Na década de 60, ele descobriu um grupo de moléculas no veneno da jararaca que induz hipotensão (inverso da hipertensão). Os trabalhos foram publicados em revistas científicas e o conhecimento, aproveitado pelo laboratório Squibb para criar o medicamento Captopril, comercializado até hoje no mundo todo. "Ninguém roubou nada do Brasil, isso tem de ficar claríssimo", diz Ferreira. A estupidez, segundo ele, é não saber aproveitar, aqui mesmo, o conhecimento científico produzido no País.

A caracterização da biopirataria é ambígua. Em seu conceito mais estrito, ela se refere especificamente ao uso dos recursos genéticos (genes, proteínas e outras moléculas codificadas pelo DNA) da biodiversidade de um país para o desenvolvimento de produtos, como medicamentos e cosméticos, em outros países. Sem uso dos recursos genéticos, portanto, não haveria crime.

Em uma perspectiva mais ampla, porém, a biopirataria pode ser caracterizada como qualquer uso ou apropriação não autorizada dos recursos biológicos de um país. Isso incluiria o tráfico de animais silvestres e até o registro de marcas com o nome de frutas brasileiras, como ocorreu com o cupuaçu no Japão.

"É importante que o conceito seja amplo, para abranger todas as situações", diz Eduardo Vélez, secretário-executivo do Conselho de Gestão do Patrimônio Genético (CGEN), do Ministério do Meio Ambiente. Por isso, segundo ele, o projeto de lei que está sendo criado para tratar do assunto não trará, ainda, uma definição legal de biopirataria.

O caso do Captopril, segundo Vélez, é anterior à lei nacional de acesso aos recursos genéticos (MP 2.186, de 2001) , o que dificulta sua caracterização como biopirataria. "Legalmente não é, mas, moralmente, é", diz. Mesmo que nada tenha sido roubado do País, segundo ele, o correto seria que parte dos lucros do Captopril fosse dividido com o Brasil, pelo fato do princípio da droga ser originário de uma espécie da fauna brasileira.

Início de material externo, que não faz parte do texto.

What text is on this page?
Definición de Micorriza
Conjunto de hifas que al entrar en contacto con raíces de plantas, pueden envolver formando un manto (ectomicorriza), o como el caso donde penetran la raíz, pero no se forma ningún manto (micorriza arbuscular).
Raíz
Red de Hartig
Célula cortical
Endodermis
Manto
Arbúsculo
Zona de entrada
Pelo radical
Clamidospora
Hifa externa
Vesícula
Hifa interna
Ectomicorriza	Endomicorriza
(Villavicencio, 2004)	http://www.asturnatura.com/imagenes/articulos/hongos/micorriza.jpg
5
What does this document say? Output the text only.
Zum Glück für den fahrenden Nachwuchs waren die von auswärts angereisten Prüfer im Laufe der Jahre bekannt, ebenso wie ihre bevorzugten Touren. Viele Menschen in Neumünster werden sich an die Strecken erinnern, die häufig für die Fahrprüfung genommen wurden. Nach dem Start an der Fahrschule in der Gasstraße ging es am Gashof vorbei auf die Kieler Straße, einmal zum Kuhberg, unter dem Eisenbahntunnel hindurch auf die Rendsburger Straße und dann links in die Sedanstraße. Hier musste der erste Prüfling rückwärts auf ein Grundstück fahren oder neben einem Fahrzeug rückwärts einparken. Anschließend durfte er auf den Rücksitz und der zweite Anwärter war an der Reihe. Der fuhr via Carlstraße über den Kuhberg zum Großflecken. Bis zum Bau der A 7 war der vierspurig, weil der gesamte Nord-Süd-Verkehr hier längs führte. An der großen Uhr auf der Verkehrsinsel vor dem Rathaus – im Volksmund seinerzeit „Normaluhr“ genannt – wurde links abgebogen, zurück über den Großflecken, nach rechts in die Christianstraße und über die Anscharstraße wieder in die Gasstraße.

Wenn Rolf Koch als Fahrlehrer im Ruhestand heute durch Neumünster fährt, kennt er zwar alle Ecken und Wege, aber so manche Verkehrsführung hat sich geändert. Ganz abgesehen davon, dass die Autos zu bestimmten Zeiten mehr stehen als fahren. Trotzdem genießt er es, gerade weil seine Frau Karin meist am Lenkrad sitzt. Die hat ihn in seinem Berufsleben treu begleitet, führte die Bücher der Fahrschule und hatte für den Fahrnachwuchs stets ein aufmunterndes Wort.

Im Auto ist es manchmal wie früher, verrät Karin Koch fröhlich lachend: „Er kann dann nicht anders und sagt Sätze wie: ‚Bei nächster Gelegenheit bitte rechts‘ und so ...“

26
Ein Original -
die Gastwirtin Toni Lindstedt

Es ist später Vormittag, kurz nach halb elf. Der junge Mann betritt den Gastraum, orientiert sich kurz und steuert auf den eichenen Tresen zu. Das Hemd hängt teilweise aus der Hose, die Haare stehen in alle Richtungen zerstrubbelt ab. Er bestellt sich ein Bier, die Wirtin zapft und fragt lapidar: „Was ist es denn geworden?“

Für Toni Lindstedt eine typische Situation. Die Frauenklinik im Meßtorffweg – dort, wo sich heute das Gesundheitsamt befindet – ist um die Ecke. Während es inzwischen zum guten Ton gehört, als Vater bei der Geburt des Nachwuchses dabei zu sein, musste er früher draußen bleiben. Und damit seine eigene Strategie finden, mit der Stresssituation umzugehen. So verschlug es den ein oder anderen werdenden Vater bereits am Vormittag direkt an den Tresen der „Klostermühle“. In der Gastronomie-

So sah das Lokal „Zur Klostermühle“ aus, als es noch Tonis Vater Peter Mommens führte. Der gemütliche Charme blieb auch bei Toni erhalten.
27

Outros exemplos "morais" seriam o perfume Chanel nº 5, que utiliza um extrato do pau-rosa da Amazônia, e várias patentes já registradas sobre usos e produtos derivados de frutas e plantas que ocorrem no País.

Legalmente, porém, não é possível apontar um único caso comprovado de biopirataria da biodiversidade brasileira. Para isso, segundo Vélez, seria necessário provar que o recurso biológico veio mesmo do Brasil (e não de algum outro país) e que a patente foi registrada depois da lei de 2001. "Estamos levantando essas informações", disse.